I turned around, startled by the voice behind me. A beatific nun, dressed in black habit, smiled at me.
“You’re glowing,” she repeated.
I wasn’t sure what she meant. I was very happy to be here, in the narthex of the Cathedral Basilica of St. Louis, but I didn’t think I was euphoric enough to be emitting light. And I certainly wasn’t pregnant. What was she getting at?
She nodded toward the camera in my hand. “Enjoy your visit,” she said before silently passing through the door into the chancel.
Puzzled, I tried to figure out why I might be glowing. I had been in Missouri for a couple of days now, and although I’m always thrilled to be in a new place, I didn’t think that was radiating out of me.
I had just finished a short drive along Lindell Boulevard, impressed by the mansions lining the street across from Forest Park — a serious reminder of the wealth accumulated in St. Louis during its heyday as America’s fourth-largest city, decades before it lost more than 50 percent of its population and plummeted to #58. The cathedral was another product of all that prosperity, and as I admired the façade, it was easy to see that the money had been well spent.
Begun in 1907, the massive building took seven years to complete, but the interior wasn’t finished until 1998 — one year after Pope John Paul II designated it a basilica. Occupying a generous corner lot on Lindell Boulevard, the basilica’s gray granite walls, twin towers, rose window, massive central dome covered in glittering green tiles, and trio of recessed arches practically commanded me to come inside.
As I entered the chancel, I lost track of the nun, startled by what greeted me. The basilica’s Romanesque exterior belies the Byzantine interior, and I felt like I had stepped back in time by a millennium or so and ended up in an Asia Minor fantasy rather than in the heart of an urban area in the U.S. Midwest. Visually jarred, I tried to pick a focal point but quickly found it impossible. It wasn’t necessarily the pure white marble statue of Christ in the sanctuary, or the tremendous baldacchino topped by a dome that duplicates the one I had seen outside, or the myriad types of columns, or the elaborate artwork on the dome interiors more than one hundred feet above me. But then I settled on it — it was the 83,000 square feet of 41.5 million pieces of glass tessarae in more than 7,000 different colors surrounding me. In the record books, it’s the largest collection of mosaics in the world. In person, it’s one of the most luxurious spaces I had ever seen. I was sure that, at that moment, I was, indeed, glowing.

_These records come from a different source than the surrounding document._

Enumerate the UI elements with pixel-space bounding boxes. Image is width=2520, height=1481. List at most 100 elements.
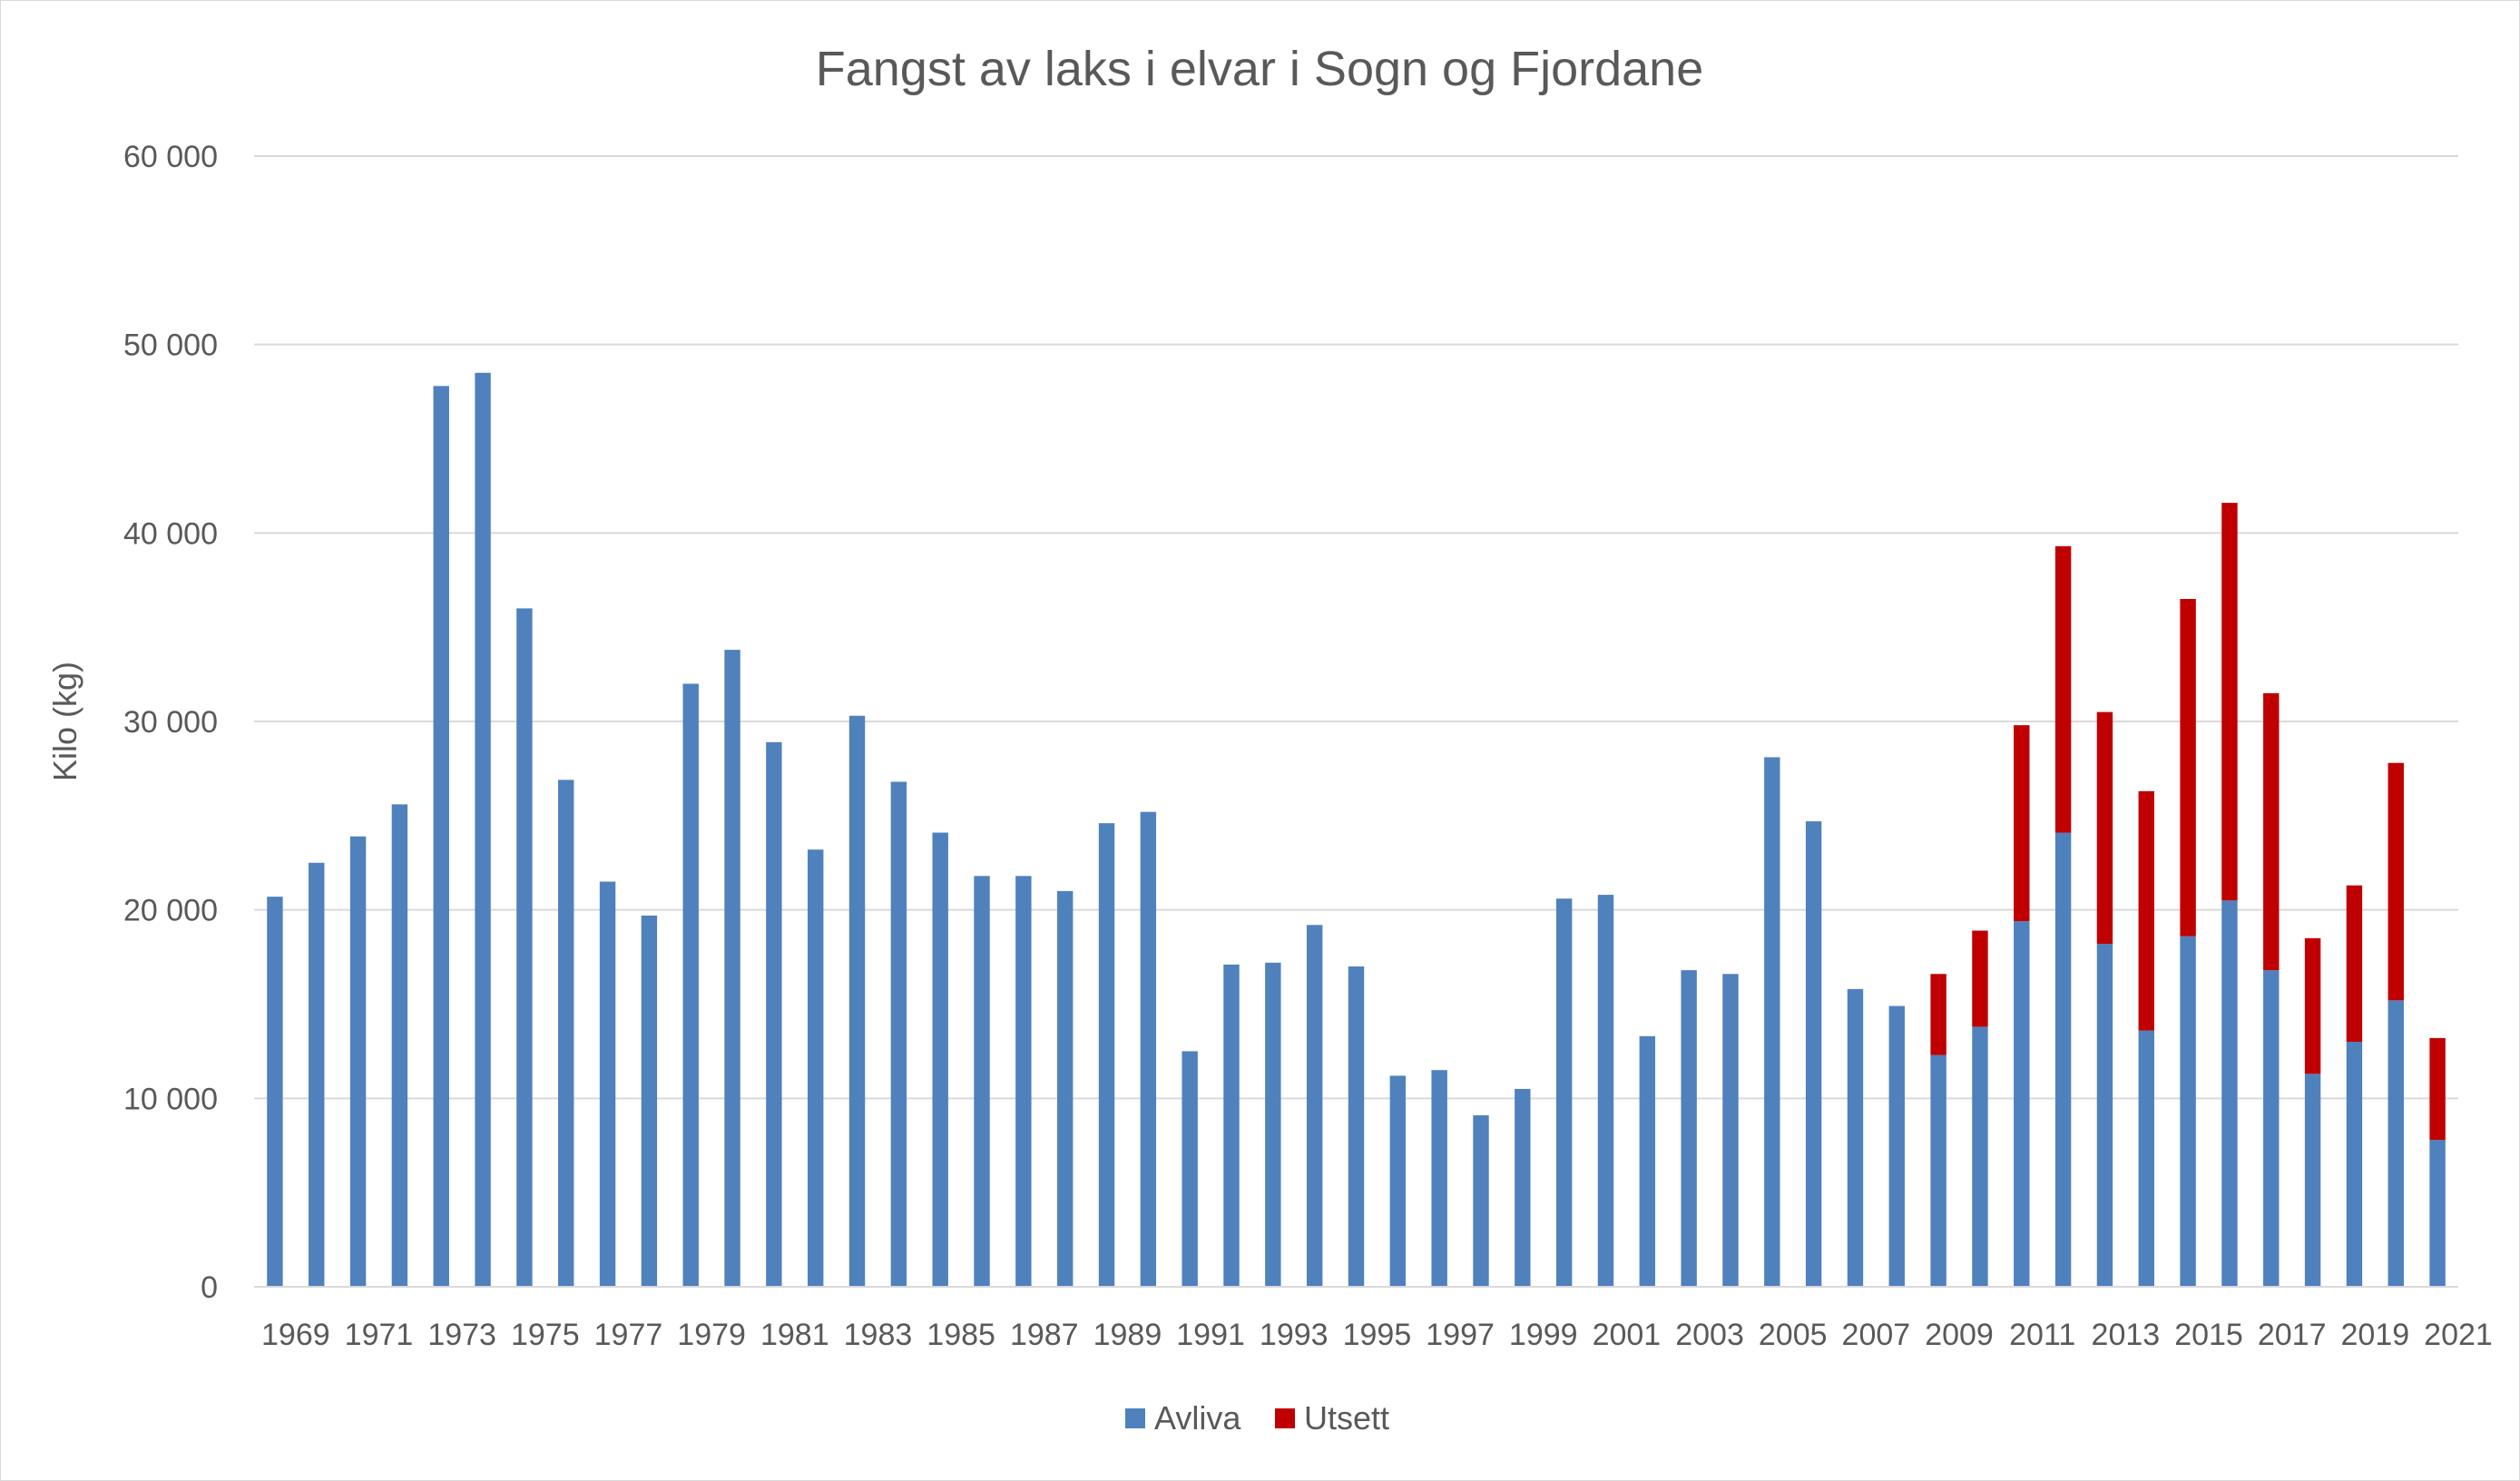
x-tick-label: 1979	[677, 1318, 746, 1352]
bar-avliva-1971	[349, 836, 367, 1287]
bar-avliva-1975	[516, 608, 533, 1287]
bar-utsett-2010	[1972, 930, 1988, 1027]
bar-utsett-2018	[2304, 937, 2321, 1074]
legend: Avliva Utsett	[1125, 1399, 1389, 1437]
bar-avliva-1994	[1306, 925, 1323, 1287]
bar-avliva-1978	[641, 915, 658, 1287]
x-tick-label: 1987	[1010, 1318, 1079, 1352]
bar-avliva-1985	[932, 832, 948, 1287]
bar-avliva-2017	[2263, 970, 2280, 1287]
y-tick-label: 30 000	[123, 705, 218, 740]
bar-avliva-1992	[1223, 964, 1240, 1287]
bar-avliva-1999	[1515, 1088, 1531, 1287]
legend-swatch-utsett	[1275, 1408, 1295, 1428]
x-tick-label: 1969	[261, 1318, 330, 1352]
bar-avliva-2006	[1805, 821, 1822, 1287]
x-tick-label: 2017	[2258, 1318, 2327, 1352]
bars	[267, 372, 2446, 1288]
x-tick-label: 2001	[1593, 1318, 1662, 1352]
bar-avliva-2007	[1847, 988, 1864, 1287]
bar-avliva-1998	[1473, 1115, 1489, 1287]
legend-swatch-avliva	[1125, 1408, 1145, 1428]
bar-utsett-2014	[2138, 790, 2154, 1031]
bar-avliva-1979	[682, 683, 699, 1287]
x-tick-label: 1999	[1509, 1318, 1578, 1352]
bar-avliva-1974	[475, 372, 491, 1288]
bar-avliva-1986	[974, 876, 990, 1287]
bar-avliva-2015	[2180, 936, 2196, 1287]
chart-title: Fangst av laks i elvar i Sogn og Fjordan…	[816, 42, 1704, 96]
bar-utsett-2012	[2054, 545, 2072, 833]
bar-avliva-1989	[1098, 823, 1115, 1287]
x-tick-label: 2011	[2009, 1318, 2075, 1352]
bar-utsett-2020	[2388, 762, 2404, 1001]
x-tick-label: 1971	[345, 1318, 414, 1352]
legend-label-avliva: Avliva	[1154, 1399, 1241, 1437]
bar-utsett-2019	[2346, 885, 2363, 1043]
bar-avliva-2013	[2096, 944, 2113, 1287]
bar-avliva-2005	[1764, 757, 1780, 1287]
bar-avliva-1991	[1182, 1051, 1198, 1287]
bar-avliva-1988	[1056, 890, 1074, 1287]
bar-avliva-2020	[2388, 1000, 2404, 1287]
bar-avliva-1973	[433, 386, 449, 1287]
x-tick-label: 1983	[844, 1318, 913, 1352]
y-axis-ticks: 0 10 000 20 000 30 000 40 000 50 000 60 000	[123, 140, 218, 1305]
x-tick-label: 2005	[1759, 1318, 1828, 1352]
x-tick-label: 2019	[2341, 1318, 2410, 1352]
y-tick-label: 10 000	[123, 1082, 218, 1116]
x-tick-label: 1973	[427, 1318, 496, 1352]
x-tick-label: 2009	[1925, 1318, 1994, 1352]
x-tick-label: 1977	[594, 1318, 663, 1352]
bar-avliva-1990	[1140, 811, 1157, 1287]
bar-avliva-1982	[807, 849, 824, 1287]
x-tick-label: 1995	[1343, 1318, 1412, 1352]
bar-avliva-2010	[1972, 1026, 1988, 1287]
y-tick-label: 20 000	[123, 894, 218, 928]
bar-avliva-2014	[2138, 1030, 2154, 1287]
bar-avliva-1996	[1389, 1075, 1407, 1287]
x-tick-label: 2015	[2174, 1318, 2243, 1352]
bar-avliva-1993	[1265, 962, 1281, 1287]
x-tick-label: 1997	[1426, 1318, 1495, 1352]
bar-utsett-2017	[2263, 692, 2280, 971]
x-tick-label: 2003	[1675, 1318, 1744, 1352]
bar-avliva-2000	[1555, 898, 1573, 1287]
x-tick-label: 1985	[927, 1318, 995, 1352]
x-tick-label: 2021	[2424, 1318, 2493, 1352]
x-tick-label: 1981	[760, 1318, 829, 1352]
bar-avliva-1976	[558, 780, 574, 1287]
x-tick-label: 1991	[1176, 1318, 1245, 1352]
bar-avliva-1984	[890, 781, 907, 1287]
bar-avliva-1983	[848, 715, 866, 1287]
bar-utsett-2011	[2014, 725, 2030, 922]
bar-avliva-2008	[1888, 1005, 1906, 1287]
x-tick-label: 1993	[1260, 1318, 1329, 1352]
bar-avliva-2001	[1597, 895, 1614, 1287]
bar-utsett-2016	[2221, 503, 2238, 901]
bar-utsett-2013	[2096, 711, 2113, 945]
bar-avliva-1969	[267, 897, 283, 1287]
bar-avliva-1970	[309, 862, 325, 1287]
bar-avliva-1981	[766, 741, 782, 1287]
y-tick-label: 60 000	[123, 140, 218, 174]
x-tick-label: 2007	[1842, 1318, 1911, 1352]
bar-avliva-1972	[391, 804, 408, 1287]
bar-avliva-2012	[2054, 832, 2072, 1287]
bar-avliva-2009	[1930, 1054, 1946, 1287]
bar-avliva-1997	[1431, 1070, 1447, 1287]
bar-avliva-2018	[2304, 1074, 2321, 1287]
y-tick-label: 40 000	[123, 516, 218, 551]
bar-avliva-2016	[2221, 900, 2238, 1287]
legend-label-utsett: Utsett	[1304, 1399, 1389, 1437]
bar-avliva-1977	[599, 881, 616, 1287]
bar-utsett-2009	[1930, 974, 1946, 1055]
x-tick-label: 1989	[1093, 1318, 1162, 1352]
bar-utsett-2015	[2180, 599, 2196, 937]
y-axis-title: Kilo (kg)	[46, 662, 83, 781]
bar-avliva-2002	[1639, 1035, 1656, 1287]
y-tick-label: 0	[201, 1270, 218, 1305]
bar-avliva-2021	[2429, 1140, 2446, 1287]
bar-avliva-2019	[2346, 1042, 2363, 1287]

Twenty artists toiled for 75 years to create this mosaic masterpiece that astounded me in its beauty and detail; even Tiffany’s of New York had a hand in it. Throughout the entire basilica — in the chapels, transepts, ambulatory, and apse; on the walls, ceiling, spandrels, arches, and lunettes — religious scenes and symbols vied for my attention. There’s Jonah, rising from the whale, and Lazarus, rising from the dead. Moses holds his tablets of commandments, Noah holds a dove, and John the Baptist holds his own decapitated head in his hands. Mary’s entire life is displayed in vibrant colors. The Last Supper and the Final Judgment, with condemned souls passing through cold, loveless ice, are gripping. Apostles, angels, lilies, pelicans, chalices, lambs, palms, and the alpha and omega abound.
But not every depiction is Biblical. The mosaic artists added plenty of contemporary events and people to complement those of the Old and New Testaments: The works of the St. Vincent de Paul Society, of the St. Louis mission in Bolivia, and of Joseph Cardinal Ritter in desegregating parochial schools in St. Louis; American saints Mother Cabrini, Elizabeth Seton, Rose Philippine Duchesne, and Isaac Jogues; and key milestones in the history of the Catholic church in St. Louis (e.g., first mass, first baptism) are all represented.
More than an hour later, I found the nun, sitting in silent prayer in the All Souls Chapel. I didn’t want to disturb her conversation with God to tell her that I had most definitely enjoyed my visit. Rather, I returned to the narthex and took notice of what I had missed when she first spoke to me. The lower wall of buff marble to symbolize earth leads up to a barrel vaulted ceiling covered from end to end in gold mosaic tiles, accented by a swirling green vine, representing Christ; symbols of the Four Evangelists; and various scenes from the life of King Louis IX (“St. Lovis With His Mother Blessed Blanche of Castile”; “St. Lovis Relieving the Needy”; “St. Lovis Fovnds the Sorbonne”).
As I prepared to leave, a couple entered, and I grinned when their jaws immediately dropped. She uttered an elongated “Oooooh,” and he managed a breathless “Wow!” Then I noticed that they were bathed in the golden light being reflected off the ceiling down onto them.
We caught each other’s eye and smiled.
“You’re glowing,” I said to them. “Enjoy your visit.”